The root problem, though, is the declining fertility rate and to have any chance of arresting the population decline will need actions to arrest and reverse the underlying fertility trend. Some possible actions are already being tried. It can be expected that we will see increasing attempts in the next 100 years to provide incentives for having children. It will be quite different from the last 100 years where the fear of population growth has led to an unhealthy emphasis on disincentives for having children and even incentives for terminating pregnancies. For a hundred years, the scare-mongers (such as The Club of Rome) have promoted the apocalyptic vision of exploding populations starving to death in a world unable to feed itself. The doom-sayers have hijacked the perception of virtue. Having many children has invited ridicule. Being a mother has been denigrated while being a childless “career-woman” has been glorified. The nuclear family has been maligned as being damaging to freedom and sustainability. But the bleak and cowardly narratives of population-explosion and peak-oil and peak-water and peak-food and peak-energy have all been false, malicious and insidious. The last 100 years have seen incentives for sterilisation and even forced sterilisations. Since the end of WW II, it has become, not just socially acceptable, but admirable, socially responsible and virtuous, not to have children. Abortion has become fashionable. From being a last-resort medical procedure to protect the life of the mother, abortion on demand and for convenience has become just another alternative to contraception. There are circles where having had an abortion is a badge of honour. There are around 60 million deaths every year and this will increase to about 120 million in 2100 as the world ages. There are around 115 million births per year and these will decline slowly through the rest of this century. In addition, according to the WHO,  there are an estimated 40-50 million abortions per year. This is incongruous in a world where a false “sustainability” has become a fashionable buzz-word. But it is economic development, not encouraged or forced sterilisations, which has reduced fertility rates. Not having children, it is being finally acknowledged, is not sustainable. 

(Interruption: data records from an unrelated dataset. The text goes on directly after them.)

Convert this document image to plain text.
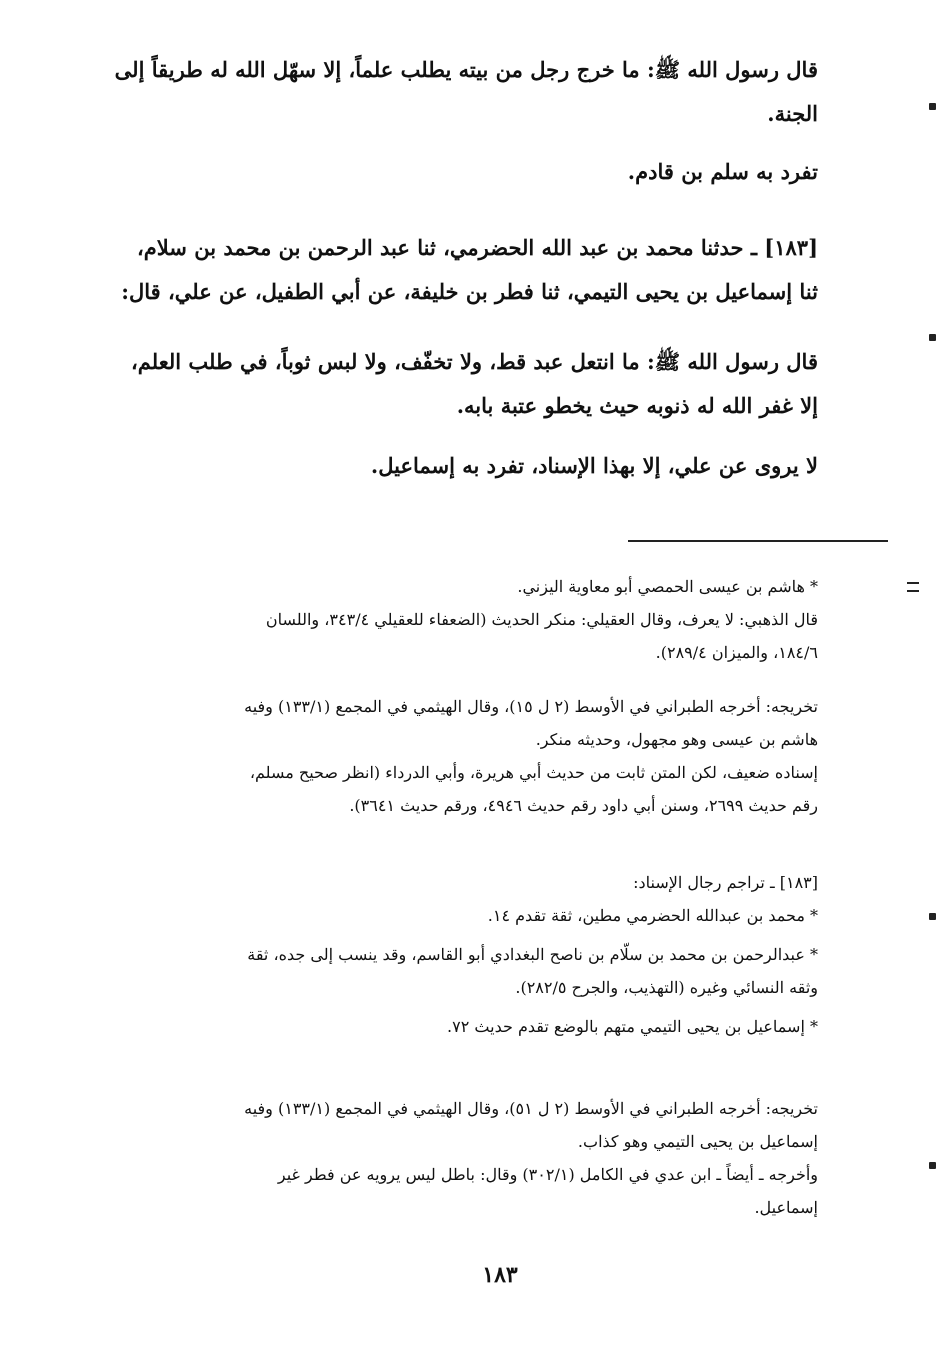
قال رسول الله ﷺ: ما خرج رجل من بيته يطلب علماً، إلا سهّل الله له طريقاً إلى
الجنة.
تفرد به سلم بن قادم.
[١٨٣] ـ حدثنا محمد بن عبد الله الحضرمي، ثنا عبد الرحمن بن محمد بن سلام،
ثنا إسماعيل بن يحيى التيمي، ثنا فطر بن خليفة، عن أبي الطفيل، عن علي، قال:
قال رسول الله ﷺ: ما انتعل عبد قط، ولا تخفّف، ولا لبس ثوباً، في طلب العلم،
إلا غفر الله له ذنوبه حيث يخطو عتبة بابه.
لا يروى عن علي، إلا بهذا الإسناد، تفرد به إسماعيل.
* هاشم بن عيسى الحمصي أبو معاوية اليزني.
قال الذهبي: لا يعرف، وقال العقيلي: منكر الحديث (الضعفاء للعقيلي ٣٤٣/٤، واللسان
١٨٤/٦، والميزان ٢٨٩/٤).
تخريجه: أخرجه الطبراني في الأوسط (٢ ل ١٥)، وقال الهيثمي في المجمع (١٣٣/١) وفيه
هاشم بن عيسى وهو مجهول، وحديثه منكر.
إسناده ضعيف، لكن المتن ثابت من حديث أبي هريرة، وأبي الدرداء (انظر صحيح مسلم،
رقم حديث ٢٦٩٩، وسنن أبي داود رقم حديث ٤٩٤٦، ورقم حديث ٣٦٤١).
[١٨٣] ـ تراجم رجال الإسناد:
* محمد بن عبدالله الحضرمي مطين، ثقة تقدم ١٤.
* عبدالرحمن بن محمد بن سلّام بن ناصح البغدادي أبو القاسم، وقد ينسب إلى جده، ثقة
وثقه النسائي وغيره (التهذيب، والجرح ٢٨٢/٥).
* إسماعيل بن يحيى التيمي متهم بالوضع تقدم حديث ٧٢.
تخريجه: أخرجه الطبراني في الأوسط (٢ ل ٥١)، وقال الهيثمي في المجمع (١٣٣/١) وفيه
إسماعيل بن يحيى التيمي وهو كذاب.
وأخرجه ـ أيضاً ـ ابن عدي في الكامل (٣٠٢/١) وقال: باطل ليس يرويه عن فطر غير
إسماعيل.
١٨٣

Can public policy break the inexorable demographic trend and increase the fertility rate?

This will become the great challenge of the next 100 years. Financial incentives, often in the form of tax breaks, for having children are increasingly being introduced in many countries with low birth rates. These include Finland, Estonia, Italy, Japan, S Korea, Turkey, Iran and Australia among others. How successful they are remains to be seen. I suspect that financial incentives will not be enough. They will need to be provided together with strong social incentives to reverse the trend. Not having children cannot be a badge of honour. It is only when having children becomes a matter of social admiration that women will want to be mothers. It is only when having children becomes fashionable again that the declining trend can be reversed.